Social Security is a "pay as you go" retirement system, intended to run with a surplus designed to fund future shortfalls. Payroll taxes paid by current workers and employers fund today's retiree benefits, and the difference between tax receipts and outlays -- a surplus, until recently -- is transferred to the U.S. Treasury.
In exchange for this excess cash, the Treasury issued the Social Security Trust Fund special nonmarketable securities.
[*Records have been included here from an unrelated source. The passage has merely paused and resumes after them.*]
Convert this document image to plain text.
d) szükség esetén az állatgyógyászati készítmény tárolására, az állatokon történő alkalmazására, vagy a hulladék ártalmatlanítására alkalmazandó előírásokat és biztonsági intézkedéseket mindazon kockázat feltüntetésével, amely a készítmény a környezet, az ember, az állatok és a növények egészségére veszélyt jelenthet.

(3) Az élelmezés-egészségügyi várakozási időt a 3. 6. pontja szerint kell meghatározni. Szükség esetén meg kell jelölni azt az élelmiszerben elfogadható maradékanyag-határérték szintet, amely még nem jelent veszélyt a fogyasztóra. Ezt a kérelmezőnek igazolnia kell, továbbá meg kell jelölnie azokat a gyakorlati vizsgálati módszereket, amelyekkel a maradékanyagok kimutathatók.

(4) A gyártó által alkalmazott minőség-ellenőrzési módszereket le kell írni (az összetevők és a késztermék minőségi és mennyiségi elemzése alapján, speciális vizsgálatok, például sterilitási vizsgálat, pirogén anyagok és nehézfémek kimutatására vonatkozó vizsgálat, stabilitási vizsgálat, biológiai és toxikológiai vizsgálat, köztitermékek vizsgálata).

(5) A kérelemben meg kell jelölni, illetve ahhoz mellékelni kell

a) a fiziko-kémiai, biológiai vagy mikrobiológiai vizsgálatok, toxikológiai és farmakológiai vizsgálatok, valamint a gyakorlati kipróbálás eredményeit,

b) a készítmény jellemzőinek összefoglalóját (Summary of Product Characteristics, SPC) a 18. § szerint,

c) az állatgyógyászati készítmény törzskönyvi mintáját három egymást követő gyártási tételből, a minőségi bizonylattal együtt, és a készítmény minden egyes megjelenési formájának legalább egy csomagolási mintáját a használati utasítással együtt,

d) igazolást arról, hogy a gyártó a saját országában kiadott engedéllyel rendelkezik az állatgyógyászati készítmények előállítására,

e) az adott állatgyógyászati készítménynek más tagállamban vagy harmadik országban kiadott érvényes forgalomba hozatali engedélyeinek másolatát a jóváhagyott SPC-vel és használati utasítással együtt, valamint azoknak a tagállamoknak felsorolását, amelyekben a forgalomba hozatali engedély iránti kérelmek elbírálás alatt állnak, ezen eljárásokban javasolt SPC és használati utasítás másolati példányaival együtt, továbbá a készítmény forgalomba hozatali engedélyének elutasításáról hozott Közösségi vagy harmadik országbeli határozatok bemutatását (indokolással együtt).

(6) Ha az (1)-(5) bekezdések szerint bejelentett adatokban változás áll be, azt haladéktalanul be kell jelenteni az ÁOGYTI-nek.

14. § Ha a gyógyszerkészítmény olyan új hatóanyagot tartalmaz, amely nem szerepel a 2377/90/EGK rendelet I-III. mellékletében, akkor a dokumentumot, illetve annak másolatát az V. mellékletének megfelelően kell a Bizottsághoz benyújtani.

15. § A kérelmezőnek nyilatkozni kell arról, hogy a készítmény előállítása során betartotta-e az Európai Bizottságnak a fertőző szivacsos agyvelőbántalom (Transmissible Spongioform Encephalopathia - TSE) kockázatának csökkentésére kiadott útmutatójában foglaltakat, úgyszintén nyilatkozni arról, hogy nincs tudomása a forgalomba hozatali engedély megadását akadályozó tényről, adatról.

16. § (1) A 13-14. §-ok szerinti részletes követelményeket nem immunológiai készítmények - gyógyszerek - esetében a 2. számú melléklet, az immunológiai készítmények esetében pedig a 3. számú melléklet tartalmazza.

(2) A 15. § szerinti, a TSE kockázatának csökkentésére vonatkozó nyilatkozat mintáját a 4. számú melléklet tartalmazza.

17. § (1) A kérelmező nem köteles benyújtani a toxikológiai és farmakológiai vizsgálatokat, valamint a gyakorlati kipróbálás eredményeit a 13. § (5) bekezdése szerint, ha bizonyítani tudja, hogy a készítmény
The Trust Fund now holds about $2.6 trillion in these securities. (Technically, there are two trust funds, one for the main Social Security program and one for Disability Insurance, but the SSA usually combines the two.)
If You Can't Sell a Bond, Is It Worthless?
Though the SSA doesn't state it directly, what this means is that the Treasury took $2.6 trillion in Social Security cash surpluses and transferred it to the federal government to spend on other government programs. (For context, the total net wealth of U.S. households is $54.9 trillion, according to Federal Reserve data.)
The fact that the Treasury bonds the Trust Fund received in return for that $2.6 trillion are nonmarketable -- that is, they aren't bonds that can be sold on the global bond market -- has led some observers to characterize them as worthless.
The Social Security Administration defends the worthiness of its special bonds in its FAQ page:
- "The [surplus] money flowing into the trust funds is invested in U.S. Government securities. Because the government spends this borrowed cash, some people see the current increase in the trust fund assets as an accumulation of securities that the government will be unable to make good on in the future. Without legislation to restore long-range solvency of the trust funds, redemption of long-term securities prior to maturity would be necessary.
- Far from being 'worthless IOUs,' the investments held by the trust funds are backed by the full faith and credit of the U.S. Government. The government has always repaid Social Security, with interest. The special-issue securities are, therefore, just as safe as U.S. Savings Bonds or other financial instruments of the Federal government."
This debt to Social Security is called "intragovernmental holdings," and it is included in the total national debt, along with other special Treasury securities held by other agencies.
The "Trust Fund" Is Not a "Lockbox"
What the Social Security website fails to explain is where the Treasury gets the money to redeem those bonds. The answer: It borrows the money on the global bond market by selling freshly issued real Treasury bonds.